Com a publicação do Decreto Presidencial nº 5.687, de 31 de janeiro de 2006, promulgando a Convenção das Nações Unidas contra a Corrupção, adotada pela Assembleia-Geral das Nações Unidas em 31 de outubro de 2003 e assinada pelo Brasil em 9 de dezembro de 2003, o Brasil juntou-se aos esforços globais no combate à corrupção.

Assim, em cumprimento ao artigo 5° da Convenção, o Brasil editou a Lei anticorrupção, Lei nº 12.846, de 1º de agosto de 2013 e seu regulamento, o Decreto 8.420, de 18 de março de 2015.

Na esteira dessa legislação, houve a deflagração de um movimento nacional pelo combate à corrupção e pelo fomento à cultura da governança, accountability e integridade.

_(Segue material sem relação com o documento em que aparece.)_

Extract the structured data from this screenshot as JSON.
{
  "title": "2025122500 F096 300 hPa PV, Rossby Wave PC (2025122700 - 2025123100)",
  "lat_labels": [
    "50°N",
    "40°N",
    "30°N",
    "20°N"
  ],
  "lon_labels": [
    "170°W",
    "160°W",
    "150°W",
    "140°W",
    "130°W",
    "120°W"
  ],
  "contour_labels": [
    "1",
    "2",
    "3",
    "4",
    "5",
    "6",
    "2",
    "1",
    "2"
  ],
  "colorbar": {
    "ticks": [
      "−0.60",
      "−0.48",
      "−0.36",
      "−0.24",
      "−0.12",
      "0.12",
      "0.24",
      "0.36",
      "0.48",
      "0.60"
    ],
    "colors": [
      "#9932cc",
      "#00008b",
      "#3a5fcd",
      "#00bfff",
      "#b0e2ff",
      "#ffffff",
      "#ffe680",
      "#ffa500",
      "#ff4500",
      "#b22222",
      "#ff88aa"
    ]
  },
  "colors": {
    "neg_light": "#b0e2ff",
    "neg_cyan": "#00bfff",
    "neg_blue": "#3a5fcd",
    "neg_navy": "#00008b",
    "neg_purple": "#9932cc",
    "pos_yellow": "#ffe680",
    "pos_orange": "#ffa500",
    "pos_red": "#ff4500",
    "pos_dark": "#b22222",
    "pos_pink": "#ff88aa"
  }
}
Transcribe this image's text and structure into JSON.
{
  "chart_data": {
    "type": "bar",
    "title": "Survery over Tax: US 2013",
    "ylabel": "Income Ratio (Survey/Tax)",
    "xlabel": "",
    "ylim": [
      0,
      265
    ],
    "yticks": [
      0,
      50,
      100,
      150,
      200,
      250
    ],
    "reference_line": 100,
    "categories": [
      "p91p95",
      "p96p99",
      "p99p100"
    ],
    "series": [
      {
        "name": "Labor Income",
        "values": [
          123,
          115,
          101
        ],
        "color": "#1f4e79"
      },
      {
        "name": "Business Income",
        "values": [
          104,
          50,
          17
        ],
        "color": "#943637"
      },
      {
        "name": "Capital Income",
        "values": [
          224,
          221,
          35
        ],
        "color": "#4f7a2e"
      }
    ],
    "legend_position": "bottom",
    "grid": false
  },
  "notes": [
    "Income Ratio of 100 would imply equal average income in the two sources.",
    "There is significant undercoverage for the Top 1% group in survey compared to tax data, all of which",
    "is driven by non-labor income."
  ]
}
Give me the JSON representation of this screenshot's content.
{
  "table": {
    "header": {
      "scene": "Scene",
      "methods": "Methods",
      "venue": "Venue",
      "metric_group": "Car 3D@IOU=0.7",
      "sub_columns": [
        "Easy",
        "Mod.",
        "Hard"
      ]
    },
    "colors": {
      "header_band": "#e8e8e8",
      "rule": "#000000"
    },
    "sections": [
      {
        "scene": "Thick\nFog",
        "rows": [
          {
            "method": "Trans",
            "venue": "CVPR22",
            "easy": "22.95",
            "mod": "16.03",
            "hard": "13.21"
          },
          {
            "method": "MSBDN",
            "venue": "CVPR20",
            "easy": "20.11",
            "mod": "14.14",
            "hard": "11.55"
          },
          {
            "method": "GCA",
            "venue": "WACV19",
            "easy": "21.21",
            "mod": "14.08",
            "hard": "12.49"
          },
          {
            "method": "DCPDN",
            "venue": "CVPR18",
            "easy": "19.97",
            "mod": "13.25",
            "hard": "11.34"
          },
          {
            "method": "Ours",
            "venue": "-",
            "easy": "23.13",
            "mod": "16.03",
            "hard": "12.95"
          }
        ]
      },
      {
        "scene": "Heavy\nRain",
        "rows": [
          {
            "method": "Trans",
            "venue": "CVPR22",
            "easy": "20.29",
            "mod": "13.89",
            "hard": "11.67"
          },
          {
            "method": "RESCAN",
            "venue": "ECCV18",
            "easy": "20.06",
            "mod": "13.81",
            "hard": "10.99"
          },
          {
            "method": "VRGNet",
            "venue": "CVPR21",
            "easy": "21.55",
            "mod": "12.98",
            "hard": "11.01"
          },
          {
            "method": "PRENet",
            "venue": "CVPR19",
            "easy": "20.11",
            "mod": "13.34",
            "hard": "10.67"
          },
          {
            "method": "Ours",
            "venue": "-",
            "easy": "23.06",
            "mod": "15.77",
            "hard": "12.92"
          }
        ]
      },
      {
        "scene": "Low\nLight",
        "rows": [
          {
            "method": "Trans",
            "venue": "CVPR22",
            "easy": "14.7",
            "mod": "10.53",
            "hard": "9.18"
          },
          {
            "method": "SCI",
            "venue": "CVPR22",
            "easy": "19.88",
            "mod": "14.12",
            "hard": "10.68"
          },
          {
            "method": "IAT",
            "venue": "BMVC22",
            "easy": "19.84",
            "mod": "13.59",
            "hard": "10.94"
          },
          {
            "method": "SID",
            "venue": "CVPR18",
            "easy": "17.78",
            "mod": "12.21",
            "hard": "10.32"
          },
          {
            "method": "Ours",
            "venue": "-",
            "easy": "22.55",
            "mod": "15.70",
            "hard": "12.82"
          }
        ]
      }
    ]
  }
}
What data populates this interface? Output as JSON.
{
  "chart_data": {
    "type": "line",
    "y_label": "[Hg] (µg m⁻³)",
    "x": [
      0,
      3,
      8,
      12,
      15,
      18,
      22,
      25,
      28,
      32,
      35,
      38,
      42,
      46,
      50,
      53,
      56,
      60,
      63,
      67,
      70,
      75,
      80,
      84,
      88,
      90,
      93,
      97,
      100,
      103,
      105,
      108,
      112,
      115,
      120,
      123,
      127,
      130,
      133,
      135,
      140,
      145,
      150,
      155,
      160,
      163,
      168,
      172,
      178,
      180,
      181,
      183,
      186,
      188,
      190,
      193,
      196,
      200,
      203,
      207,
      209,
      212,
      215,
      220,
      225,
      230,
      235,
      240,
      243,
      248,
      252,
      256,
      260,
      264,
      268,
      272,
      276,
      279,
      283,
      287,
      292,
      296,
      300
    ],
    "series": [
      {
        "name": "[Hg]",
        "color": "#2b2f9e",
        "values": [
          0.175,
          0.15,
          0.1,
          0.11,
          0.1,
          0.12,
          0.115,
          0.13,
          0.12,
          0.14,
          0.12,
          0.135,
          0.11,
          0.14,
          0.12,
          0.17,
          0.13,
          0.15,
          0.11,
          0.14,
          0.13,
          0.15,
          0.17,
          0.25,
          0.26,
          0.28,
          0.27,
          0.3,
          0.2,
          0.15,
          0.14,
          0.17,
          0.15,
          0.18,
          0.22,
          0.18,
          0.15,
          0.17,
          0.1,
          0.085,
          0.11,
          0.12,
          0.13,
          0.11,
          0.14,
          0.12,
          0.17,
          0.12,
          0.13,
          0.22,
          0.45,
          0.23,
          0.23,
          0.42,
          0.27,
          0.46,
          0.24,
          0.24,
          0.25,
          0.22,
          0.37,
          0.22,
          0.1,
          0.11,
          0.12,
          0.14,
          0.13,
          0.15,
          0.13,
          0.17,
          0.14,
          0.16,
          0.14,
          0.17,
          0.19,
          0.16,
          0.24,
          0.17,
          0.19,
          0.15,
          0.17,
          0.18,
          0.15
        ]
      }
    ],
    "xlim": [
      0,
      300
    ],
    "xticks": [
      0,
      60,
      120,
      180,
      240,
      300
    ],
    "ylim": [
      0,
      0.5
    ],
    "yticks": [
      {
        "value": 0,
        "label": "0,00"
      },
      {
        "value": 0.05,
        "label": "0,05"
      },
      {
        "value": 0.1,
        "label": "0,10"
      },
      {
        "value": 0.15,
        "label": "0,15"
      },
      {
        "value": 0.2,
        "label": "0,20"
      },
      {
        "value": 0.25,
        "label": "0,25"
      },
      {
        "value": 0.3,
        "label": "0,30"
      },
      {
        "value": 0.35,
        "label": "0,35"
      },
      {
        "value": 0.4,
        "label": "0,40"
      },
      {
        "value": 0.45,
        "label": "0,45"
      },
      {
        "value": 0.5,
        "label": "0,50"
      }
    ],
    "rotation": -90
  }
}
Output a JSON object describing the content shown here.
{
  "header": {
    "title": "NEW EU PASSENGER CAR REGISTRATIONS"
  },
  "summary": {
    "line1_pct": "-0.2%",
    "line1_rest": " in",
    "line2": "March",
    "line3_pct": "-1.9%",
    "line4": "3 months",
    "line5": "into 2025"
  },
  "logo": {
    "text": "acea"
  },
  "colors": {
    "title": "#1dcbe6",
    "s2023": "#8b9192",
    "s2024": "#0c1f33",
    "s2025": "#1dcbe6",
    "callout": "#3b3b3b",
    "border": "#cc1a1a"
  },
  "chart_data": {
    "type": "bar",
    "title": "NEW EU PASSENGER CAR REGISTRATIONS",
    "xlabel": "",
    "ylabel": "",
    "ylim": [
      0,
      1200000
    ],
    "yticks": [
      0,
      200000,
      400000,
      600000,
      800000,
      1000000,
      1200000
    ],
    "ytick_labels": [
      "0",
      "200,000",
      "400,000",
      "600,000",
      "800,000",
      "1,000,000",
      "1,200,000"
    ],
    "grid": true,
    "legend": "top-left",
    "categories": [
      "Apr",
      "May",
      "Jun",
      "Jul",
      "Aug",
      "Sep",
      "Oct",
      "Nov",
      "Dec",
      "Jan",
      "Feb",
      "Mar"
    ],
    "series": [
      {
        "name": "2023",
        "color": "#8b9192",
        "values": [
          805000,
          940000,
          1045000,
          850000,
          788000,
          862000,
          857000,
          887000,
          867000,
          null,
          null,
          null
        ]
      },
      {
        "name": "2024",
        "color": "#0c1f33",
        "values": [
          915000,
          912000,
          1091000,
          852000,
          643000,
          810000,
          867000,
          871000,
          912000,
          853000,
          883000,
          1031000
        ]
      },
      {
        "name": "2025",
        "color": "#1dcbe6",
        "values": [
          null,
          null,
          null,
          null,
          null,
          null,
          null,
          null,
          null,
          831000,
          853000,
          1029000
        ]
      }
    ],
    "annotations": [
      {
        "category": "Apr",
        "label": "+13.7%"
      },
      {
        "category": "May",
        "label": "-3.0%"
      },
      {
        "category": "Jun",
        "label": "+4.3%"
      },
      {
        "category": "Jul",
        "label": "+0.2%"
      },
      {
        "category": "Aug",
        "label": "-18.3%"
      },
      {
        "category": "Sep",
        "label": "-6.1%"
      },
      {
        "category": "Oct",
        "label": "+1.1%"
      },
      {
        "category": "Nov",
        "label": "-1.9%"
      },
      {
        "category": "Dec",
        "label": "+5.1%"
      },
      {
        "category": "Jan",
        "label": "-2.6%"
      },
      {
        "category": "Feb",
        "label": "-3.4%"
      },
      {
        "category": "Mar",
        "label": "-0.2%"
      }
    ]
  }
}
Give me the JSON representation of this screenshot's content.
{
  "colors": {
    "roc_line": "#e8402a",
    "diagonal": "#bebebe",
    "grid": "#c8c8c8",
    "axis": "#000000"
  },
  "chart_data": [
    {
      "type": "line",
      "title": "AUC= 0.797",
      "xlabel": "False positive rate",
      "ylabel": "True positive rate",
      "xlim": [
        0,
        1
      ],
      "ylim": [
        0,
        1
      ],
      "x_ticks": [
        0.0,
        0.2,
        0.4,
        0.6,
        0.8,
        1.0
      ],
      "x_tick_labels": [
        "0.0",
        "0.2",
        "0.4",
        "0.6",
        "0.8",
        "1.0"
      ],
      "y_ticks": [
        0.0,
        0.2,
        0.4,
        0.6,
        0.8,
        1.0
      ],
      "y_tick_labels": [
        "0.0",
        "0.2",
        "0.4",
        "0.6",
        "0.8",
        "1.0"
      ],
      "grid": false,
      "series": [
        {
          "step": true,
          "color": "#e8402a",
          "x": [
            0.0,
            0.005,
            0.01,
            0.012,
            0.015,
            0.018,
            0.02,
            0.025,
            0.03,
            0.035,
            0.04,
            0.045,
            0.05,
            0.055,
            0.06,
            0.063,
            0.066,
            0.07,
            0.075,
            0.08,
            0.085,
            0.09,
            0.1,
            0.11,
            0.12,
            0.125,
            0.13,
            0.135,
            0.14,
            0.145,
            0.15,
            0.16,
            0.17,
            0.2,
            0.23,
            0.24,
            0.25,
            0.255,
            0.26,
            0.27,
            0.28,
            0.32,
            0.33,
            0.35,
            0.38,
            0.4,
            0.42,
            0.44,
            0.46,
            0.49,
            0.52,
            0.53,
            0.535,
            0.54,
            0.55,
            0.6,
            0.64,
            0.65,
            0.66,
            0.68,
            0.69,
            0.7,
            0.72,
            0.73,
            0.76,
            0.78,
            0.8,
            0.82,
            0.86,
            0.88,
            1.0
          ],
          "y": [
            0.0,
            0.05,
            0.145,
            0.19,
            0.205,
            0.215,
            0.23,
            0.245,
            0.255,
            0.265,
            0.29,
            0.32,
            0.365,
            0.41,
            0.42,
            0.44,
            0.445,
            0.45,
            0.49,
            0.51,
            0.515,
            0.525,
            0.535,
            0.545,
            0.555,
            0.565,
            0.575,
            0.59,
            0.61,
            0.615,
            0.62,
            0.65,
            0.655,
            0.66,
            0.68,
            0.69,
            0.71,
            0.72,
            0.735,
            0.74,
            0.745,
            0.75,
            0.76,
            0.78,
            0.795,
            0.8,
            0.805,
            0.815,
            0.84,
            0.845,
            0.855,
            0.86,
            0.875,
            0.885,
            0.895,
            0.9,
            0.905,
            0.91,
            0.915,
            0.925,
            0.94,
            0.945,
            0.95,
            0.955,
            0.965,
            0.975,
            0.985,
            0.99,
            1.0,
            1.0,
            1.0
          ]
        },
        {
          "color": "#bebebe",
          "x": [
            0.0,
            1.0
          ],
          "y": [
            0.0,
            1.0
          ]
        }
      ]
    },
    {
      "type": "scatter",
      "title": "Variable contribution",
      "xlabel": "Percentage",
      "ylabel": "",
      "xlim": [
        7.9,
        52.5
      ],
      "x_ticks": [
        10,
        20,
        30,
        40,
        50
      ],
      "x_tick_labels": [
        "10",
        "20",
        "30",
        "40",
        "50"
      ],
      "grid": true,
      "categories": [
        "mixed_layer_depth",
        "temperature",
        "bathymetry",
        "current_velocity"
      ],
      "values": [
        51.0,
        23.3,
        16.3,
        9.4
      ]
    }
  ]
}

O fortalecimento das discussões em torno da temática de Integridade e Compliance, a seu turno, foi decorrência natural desse cenário.

Em razão disso, alguns Estados da Federação, em movimentos de vanguarda, promulgaram leis a fim de mitigar a prática de atos lesivos que resultem em prejuízos financeiros causados por irregularidades, desvios de ética e de conduta, bem como fraudes contratuais.

Nessa direção, foi publicada em 17 de outubro de 2017, a Lei Estadual nº 7.753, que dispõe sobre a exigência de que pessoas jurídicas que se relacionam com o Estado do Rio de Janeiro por meio de contratos que ultrapassam determinados valores criem os chamados mecanismos de integridade, destinados a inibir, prevenir e reprimir a prática de ilícitos.

Tendo em vista a relevância da matéria e a necessidade da apresentação de critérios claros para a uniformização dos parâmetros que serão utilizados para a avaliação das pessoas jurídicas alcançadas pela lei e para disciplinar como se dará a participação da Controladoria Geral do Estado no assunto, é mister que a possibilidade de regulamentação do tema seja objeto de debate, de modo a trazer mais uniformidade, eficiência, clareza e segurança jurídica no tratamento da matéria.

Desta forma, considerando os inegáveis benefícios resultantes da participação popular e de especialistas dos setores público e privado, foi publicado o Edital de Convocação de Audiência Pública nº 01/2019 no Diário Oficial do Estado de 31.07.2019 a fim de discutir eventual regulamentação do tema, com a exposição de  experiências, sugestões, análises, proposições e críticas visando o aprimoramento, a implantação e a adoção das melhores práticas para prevenir e combater a corrupção e desvios, aperfeiçoando o tratamento dado às questões inerentes ao tema da audiência em questão.